Way to Go! es un juego indie de puzles para PC en el que guías a tres pequeños héroes por cientos de niveles basados en cuadrículas mediante sencillos comandos de arrastrar y soltar. La premisa consiste en recuperar unas gemas robadas del Templo de la Paz, mientras Rob, Egg y Liz protagonizan una historia que se desarrolla a través de más de veinte escenas cinemáticas. Lanzado en 2015, el título prioriza la planificación reflexiva frente a la velocidad y premia la experimentación y las correcciones rápidas.
Gameplay
La mecánica principal consiste en colocar fichas de comando sobre una cuadrícula para dirigir a los tres héroes hasta la salida. Cada nivel presenta un diseño de caminos, obstáculos y elementos interactivos que exigen una secuencia precisa de movimientos. Los jugadores arrastran los comandos desde una barra de selección hasta el tablero y asignan acciones como direcciones de movimiento o interacciones a casillas concretas. Los errores se deshacen al instante con la función de rebobinado, que permite retroceder y ajustar sin reiniciar el puzle completo.
La dificultad aumenta a lo largo de las 406 fases, incorporando nuevas mecánicas de forma progresiva sin perder la sencillez de los controles con ratón. Los tres héroes suelen trabajar en coordinación, con caminos que se dividen o requieren que uno active interruptores para los demás. Los gráficos se mantienen limpios y coloridos, destacando el diseño adorable de los personajes sin distraer del enfoque en la resolución de puzles. Los requisitos técnicos bajos permiten que el juego funcione sin problemas en hardware antiguo, manteniendo la atención en los desafíos.
Modos de juego
Cuatro modos distintos amplían la experiencia más allá de la progresión principal. El modo Aventura narra la historia mediante las escenas cinemáticas y los niveles secuenciales. Los demás modos proponen retos específicos que modifican los objetivos manteniendo el mismo sistema de comandos. Estas variaciones incluyen recoger monedas dispersas, sortear obstáculos de construcción y enfrentarse a diseños más oscuros y restrictivos que limitan la visibilidad o añaden restricciones adicionales. Cada modo reutiliza la interfaz de arrastrar fichas, pero cambia las prioridades y anima a volver a las mecánicas conocidas con objetivos renovados.

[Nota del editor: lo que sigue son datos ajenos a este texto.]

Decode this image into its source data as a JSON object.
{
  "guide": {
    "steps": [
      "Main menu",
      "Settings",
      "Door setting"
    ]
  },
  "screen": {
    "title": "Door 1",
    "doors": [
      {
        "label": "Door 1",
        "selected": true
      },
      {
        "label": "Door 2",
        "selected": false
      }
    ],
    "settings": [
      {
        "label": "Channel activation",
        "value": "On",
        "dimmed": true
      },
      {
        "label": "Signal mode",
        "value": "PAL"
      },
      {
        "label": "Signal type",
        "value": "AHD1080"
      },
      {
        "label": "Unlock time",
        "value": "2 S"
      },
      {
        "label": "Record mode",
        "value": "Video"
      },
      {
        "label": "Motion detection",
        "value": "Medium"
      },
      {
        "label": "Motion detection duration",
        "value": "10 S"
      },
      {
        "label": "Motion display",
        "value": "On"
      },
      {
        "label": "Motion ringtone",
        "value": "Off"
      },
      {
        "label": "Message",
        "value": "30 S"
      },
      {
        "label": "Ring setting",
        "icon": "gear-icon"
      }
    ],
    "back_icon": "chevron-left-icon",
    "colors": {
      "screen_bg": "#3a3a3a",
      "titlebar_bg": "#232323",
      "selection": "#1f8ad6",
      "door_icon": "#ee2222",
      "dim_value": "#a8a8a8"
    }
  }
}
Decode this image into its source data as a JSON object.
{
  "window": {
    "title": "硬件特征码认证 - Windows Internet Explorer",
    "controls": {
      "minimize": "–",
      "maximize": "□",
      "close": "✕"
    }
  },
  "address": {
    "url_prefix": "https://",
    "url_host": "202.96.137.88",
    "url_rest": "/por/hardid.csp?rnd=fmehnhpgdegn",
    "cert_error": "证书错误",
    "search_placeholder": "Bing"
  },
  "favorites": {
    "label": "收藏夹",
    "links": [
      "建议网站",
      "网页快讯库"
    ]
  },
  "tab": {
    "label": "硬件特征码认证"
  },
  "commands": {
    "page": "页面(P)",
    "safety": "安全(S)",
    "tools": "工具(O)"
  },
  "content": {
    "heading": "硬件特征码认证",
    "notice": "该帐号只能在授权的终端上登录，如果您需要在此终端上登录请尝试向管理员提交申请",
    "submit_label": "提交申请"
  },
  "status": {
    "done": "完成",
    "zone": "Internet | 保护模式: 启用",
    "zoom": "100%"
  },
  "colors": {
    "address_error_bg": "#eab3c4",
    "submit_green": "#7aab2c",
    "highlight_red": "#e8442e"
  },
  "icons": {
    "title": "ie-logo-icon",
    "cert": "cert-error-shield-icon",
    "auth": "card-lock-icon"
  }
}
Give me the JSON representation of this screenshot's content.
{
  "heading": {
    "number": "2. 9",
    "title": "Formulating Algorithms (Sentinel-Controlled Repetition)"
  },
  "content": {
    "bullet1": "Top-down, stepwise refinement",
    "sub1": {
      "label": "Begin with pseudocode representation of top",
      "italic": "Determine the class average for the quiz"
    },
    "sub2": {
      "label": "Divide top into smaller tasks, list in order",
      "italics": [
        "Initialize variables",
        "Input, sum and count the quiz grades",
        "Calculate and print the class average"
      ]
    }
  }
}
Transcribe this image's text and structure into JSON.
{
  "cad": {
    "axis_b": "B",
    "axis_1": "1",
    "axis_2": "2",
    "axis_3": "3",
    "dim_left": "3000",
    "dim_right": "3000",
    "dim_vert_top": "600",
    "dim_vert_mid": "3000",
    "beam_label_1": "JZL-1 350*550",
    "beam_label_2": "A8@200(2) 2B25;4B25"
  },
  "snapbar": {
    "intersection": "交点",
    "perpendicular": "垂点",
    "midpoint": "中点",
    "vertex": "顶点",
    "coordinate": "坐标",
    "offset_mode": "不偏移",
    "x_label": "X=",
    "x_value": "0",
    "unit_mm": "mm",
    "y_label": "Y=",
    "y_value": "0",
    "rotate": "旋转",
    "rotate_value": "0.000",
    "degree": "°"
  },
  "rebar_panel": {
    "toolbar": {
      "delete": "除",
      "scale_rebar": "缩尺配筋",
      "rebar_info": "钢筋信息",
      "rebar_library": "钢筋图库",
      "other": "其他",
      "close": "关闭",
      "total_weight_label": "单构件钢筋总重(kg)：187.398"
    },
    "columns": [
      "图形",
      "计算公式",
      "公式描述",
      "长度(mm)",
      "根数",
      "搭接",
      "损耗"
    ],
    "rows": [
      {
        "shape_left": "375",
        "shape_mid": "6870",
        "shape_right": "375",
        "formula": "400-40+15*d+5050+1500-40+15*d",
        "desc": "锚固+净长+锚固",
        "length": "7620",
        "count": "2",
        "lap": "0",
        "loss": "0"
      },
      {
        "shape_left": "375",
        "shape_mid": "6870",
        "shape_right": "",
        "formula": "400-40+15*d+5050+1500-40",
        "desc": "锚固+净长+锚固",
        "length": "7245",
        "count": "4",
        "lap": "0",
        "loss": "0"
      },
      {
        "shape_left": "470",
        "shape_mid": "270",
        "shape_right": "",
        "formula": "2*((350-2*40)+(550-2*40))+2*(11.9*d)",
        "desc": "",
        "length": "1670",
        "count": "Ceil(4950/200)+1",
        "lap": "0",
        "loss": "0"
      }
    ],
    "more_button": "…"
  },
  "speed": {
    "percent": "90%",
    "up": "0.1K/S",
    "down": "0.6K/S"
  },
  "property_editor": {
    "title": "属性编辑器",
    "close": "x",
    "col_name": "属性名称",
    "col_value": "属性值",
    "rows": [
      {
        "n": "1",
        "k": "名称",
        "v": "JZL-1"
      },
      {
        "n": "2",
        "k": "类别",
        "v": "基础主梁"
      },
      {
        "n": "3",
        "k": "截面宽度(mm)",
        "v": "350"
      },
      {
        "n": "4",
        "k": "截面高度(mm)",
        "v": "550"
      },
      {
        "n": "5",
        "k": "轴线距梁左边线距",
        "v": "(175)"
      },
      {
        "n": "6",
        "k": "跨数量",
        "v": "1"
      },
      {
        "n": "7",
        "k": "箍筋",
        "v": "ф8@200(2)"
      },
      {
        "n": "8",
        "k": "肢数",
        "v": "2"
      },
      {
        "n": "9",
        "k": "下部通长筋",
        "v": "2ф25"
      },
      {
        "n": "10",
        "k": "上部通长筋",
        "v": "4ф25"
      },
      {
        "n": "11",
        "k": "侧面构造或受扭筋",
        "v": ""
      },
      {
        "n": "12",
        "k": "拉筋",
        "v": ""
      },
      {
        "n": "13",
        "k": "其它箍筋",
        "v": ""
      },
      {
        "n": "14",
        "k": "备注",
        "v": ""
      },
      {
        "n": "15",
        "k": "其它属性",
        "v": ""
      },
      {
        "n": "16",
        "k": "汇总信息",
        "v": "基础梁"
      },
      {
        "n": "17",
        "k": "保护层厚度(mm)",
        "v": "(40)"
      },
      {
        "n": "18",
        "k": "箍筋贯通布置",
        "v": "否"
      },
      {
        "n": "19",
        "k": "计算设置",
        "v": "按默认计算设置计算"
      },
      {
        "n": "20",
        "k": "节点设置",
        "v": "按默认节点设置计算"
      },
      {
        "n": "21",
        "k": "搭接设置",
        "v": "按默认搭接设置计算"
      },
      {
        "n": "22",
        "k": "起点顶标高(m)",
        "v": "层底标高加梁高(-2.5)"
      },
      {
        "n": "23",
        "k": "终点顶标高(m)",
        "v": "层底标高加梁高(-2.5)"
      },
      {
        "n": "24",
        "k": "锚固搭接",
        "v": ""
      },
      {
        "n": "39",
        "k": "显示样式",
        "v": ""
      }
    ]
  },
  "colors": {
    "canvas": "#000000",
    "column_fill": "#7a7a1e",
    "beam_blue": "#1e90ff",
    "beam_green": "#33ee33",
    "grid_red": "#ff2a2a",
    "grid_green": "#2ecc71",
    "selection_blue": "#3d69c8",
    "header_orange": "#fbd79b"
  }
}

La estructura permite sesiones prolongadas, ya que los modos pueden abordarse en cualquier orden una vez desbloqueados. Los trofeos marcan los niveles completados en todos los modos, ofreciendo sensación de avance sin exigir partidas perfectas en cada intento.
Historia y presentación
Una historia ligera y desenfadada impulsa la aventura, centrada en restaurar el equilibrio del Templo de la Paz tras la desaparición de las gemas. Más de veinte escenas cinemáticas intercaladas muestran las personalidades de Rob, Egg y Liz mientras cooperan para resolver el misterio. La narrativa se mantiene accesible y apta para todos los públicos, centrándose en el trabajo en equipo y la perseverancia en lugar del conflicto.
Los visuales emplean arte pixelado hecho a mano que prioriza el encanto frente al realismo. Los personajes se mueven con animaciones simples que transmiten personalidad tanto en el juego como en las escenas de historia. El diseño de sonido apoya los puzles con señales de audio claras para los comandos acertados y bandas sonoras suaves que no distraen.
¿Merece la pena jugarlo?
Way to Go! resulta ideal para quienes buscan puzles reflexivos y sesiones cortas y repetibles. La función de rebobinado reduce la frustración, haciéndolo accesible para los recién llegados al género sin renunciar a la profundidad de los niveles avanzados. Con 406 fases distribuidas en cuatro modos, el contenido ofrece una cantidad considerable de juego por un precio asequible.
Las opiniones de la comunidad son positivas, con un 90 % de valoraciones favorables en Steam. El juego recibe elogios por sus controles accesibles y su curva de dificultad constante. Sin actualizaciones ni contenido estacional, la experiencia se presenta como un paquete completo y autosuficiente. Quienes busquen un título indie para un solo jugador relajado pero mentalmente estimulante encontrarán en él una opción sólida, especialmente si valoran la experimentación con rebobinado y las historias entrañables protagonizadas por personajes carismáticos.